10. Papiermaschinenfilz gemäß den Ansprüchen 8 und 9, wobei das Copolyamid aus Monomeren, ausgewählt aus der Gruppe Caprolactam, Laurinlactam, Terephthalsäure, und linearen α,Ω-Diaminen mit 4 bis 12 C-Atomen aufgebaut ist.
11. Verfahren zur Herstellung eines genadelten Papiermaschinenfilzes in an sich bekannter Weise aus einem Grundgewebe und wenigstens einer Schicht eines Faservlieses aus thermoplastischen, schmelzgesponnenen Polymerfasern, die auf das Grundgewebe aufgenadelt wird, dadurch gekennzeichnet, daß man die Filze ganz oder teilweise durch Aufnadeln von dreidimensional gekräuselten Fasern herstellt.
12. Verfahren gemäß Anspruch 10, dadurch gekennzeichnet, daß man als dreidimensional gekräuselte Fasern Bikomponentenfasern einsetzt.
13. Verfahren gemäß Anspruch 10, dadurch gekennzeichnet, daß man als dreidimensional gekräuselte Fasern asymmetrisch abgekühlte Polymerfasern einsetzt.
14. Verfahren gemäß Anspruch 10, dadurch gekennzeichnet, daß man als dreidimensional gekräuselte Fasern nach dem Air-Jet-Verfahren gekräuselte Fasern einsetzt.
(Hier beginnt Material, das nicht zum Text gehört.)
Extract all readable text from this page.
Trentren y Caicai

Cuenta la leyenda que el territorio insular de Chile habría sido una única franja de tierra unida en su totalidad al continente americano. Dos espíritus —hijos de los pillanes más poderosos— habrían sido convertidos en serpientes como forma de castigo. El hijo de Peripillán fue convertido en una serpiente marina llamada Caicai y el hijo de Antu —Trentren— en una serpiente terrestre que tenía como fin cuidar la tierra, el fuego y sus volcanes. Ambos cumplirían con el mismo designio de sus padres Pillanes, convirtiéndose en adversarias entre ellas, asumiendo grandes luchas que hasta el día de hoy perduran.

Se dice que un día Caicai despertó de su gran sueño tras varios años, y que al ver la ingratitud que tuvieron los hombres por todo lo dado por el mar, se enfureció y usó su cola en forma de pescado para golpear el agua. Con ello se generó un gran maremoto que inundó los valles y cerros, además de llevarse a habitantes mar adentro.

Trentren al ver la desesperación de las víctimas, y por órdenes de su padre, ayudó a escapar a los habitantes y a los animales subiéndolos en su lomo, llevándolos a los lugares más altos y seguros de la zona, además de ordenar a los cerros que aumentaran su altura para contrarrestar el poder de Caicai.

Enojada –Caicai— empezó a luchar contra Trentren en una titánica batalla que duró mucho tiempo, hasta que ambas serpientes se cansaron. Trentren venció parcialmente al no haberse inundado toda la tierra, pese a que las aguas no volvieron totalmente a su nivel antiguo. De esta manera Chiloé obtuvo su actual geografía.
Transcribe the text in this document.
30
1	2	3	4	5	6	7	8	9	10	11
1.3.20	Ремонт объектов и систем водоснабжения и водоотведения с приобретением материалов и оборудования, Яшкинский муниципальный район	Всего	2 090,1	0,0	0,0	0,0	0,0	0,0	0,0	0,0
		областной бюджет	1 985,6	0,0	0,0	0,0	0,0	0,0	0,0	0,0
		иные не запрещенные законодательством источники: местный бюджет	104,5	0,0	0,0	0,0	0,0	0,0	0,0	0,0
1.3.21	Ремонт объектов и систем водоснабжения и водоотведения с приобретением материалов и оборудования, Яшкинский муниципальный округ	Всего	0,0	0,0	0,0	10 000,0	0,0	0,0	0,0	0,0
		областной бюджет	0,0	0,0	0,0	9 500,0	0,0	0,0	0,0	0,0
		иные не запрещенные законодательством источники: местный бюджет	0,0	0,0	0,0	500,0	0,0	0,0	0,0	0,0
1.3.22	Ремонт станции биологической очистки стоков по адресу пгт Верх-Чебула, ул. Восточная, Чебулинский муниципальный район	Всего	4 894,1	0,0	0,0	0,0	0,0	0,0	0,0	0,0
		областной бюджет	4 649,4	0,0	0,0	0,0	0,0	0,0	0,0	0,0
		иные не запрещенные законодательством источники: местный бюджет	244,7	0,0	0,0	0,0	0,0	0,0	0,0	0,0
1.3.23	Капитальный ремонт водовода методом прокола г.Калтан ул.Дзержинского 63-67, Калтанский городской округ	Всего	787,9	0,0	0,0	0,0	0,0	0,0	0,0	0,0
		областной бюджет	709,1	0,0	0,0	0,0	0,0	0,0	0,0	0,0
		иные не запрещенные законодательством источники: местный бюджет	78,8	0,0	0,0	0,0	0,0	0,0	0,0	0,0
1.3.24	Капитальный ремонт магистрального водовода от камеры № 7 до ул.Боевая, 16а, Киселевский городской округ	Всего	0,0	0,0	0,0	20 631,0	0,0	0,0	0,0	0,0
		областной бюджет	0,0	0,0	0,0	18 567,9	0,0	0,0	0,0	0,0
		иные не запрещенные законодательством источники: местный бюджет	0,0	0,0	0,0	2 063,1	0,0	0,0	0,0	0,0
15. Verfahren gemäß Anspruch 10, dadurch gekennzeichnet, daß man als dreidimensional gekräuselte Fasern nach dem Steam-Jet-Verfahren gekräuselte Fasern einsetzt.
16. Verfahren gemäß den Ansprüchen 10 bis 14, dadurch gekennzeichnet, daß die dreidimensional gekräuselten Fasern aus einer Polyamidkomponente bestehen.
17. Verfahren gemäß den Ansprüchen 10 bis 15, dadurch gekennzeichnet, daß die dreidimensional gekräuselten Fasern aus mehreren Polyamidkomponenten mit unterschiedlichen Eigenschaften bestehen.
18. Verfahren gemäß Anspruch 16, dadurch gekennzeichnet, daß die Polyamidkomponente ein Polyamid ist, ausgewählt aus der Gruppe Polyamid 6, Polyamid 11, Polyamid 12, Polyamid 4,6, Polyamid 6,6, Polyamid 6,10, Polyamid 6,12, Polyamid 10,T, Polyamid 12,T, Polyamid 12,12 und Copolyamid aus aliphatischen Monomeren mit 4 bis 12 C- Atomen und/oder aromatischen Monomeren mit 6 bis 12 C- Atomen.
19. Verfahren gemäß Anspruch 17, dadurch gekennzeichnet, daß mindestens eine der Polyamidkomponenten ein Polyamid ist, ausgewählt aus der Gruppe Polyamid 6, Polyamid 11, Polyamid 12, Polyamid 4,6, Polyamid 6,6, Polyamid 6,10, Polyamid 6,12, Polyamid 10,T, Polyamid 12,T, Polyamid 12,12 und Copolyamid aus aliphatischen Monomeren mit 4 bis 12 C-Atomen und/oder aromatischen Monomeren mit 6 bis 12 C-Atomen.
20. Verfahren gemäß den Ansprüchen 18 oder 19, dadurch gekennzeichnet, daß das Copolyamid aus Monomeren, ausgewählt aus der Gruppe Caprolactam, Laurinlactam, Terephthalsäure, und linearen α,Ω-Diaminen mit 4 bis 12 C-Atomen aufgebaut ist.
21. Verwendung von Faservliesen, die zumindest teilweise aus thermoplastischen, schmelzgesponnenen, dreidimensional gekräuselten Polymerfasern aus der Gruppe der Bikomponentenfasern, asymmetrisch abgekühlten Fasern, Air-jet- gekräuselten Fasern und Steam-jet-gekräuselten Fasern bestehen, zur Herstellung von Papiermaschnenfilzen.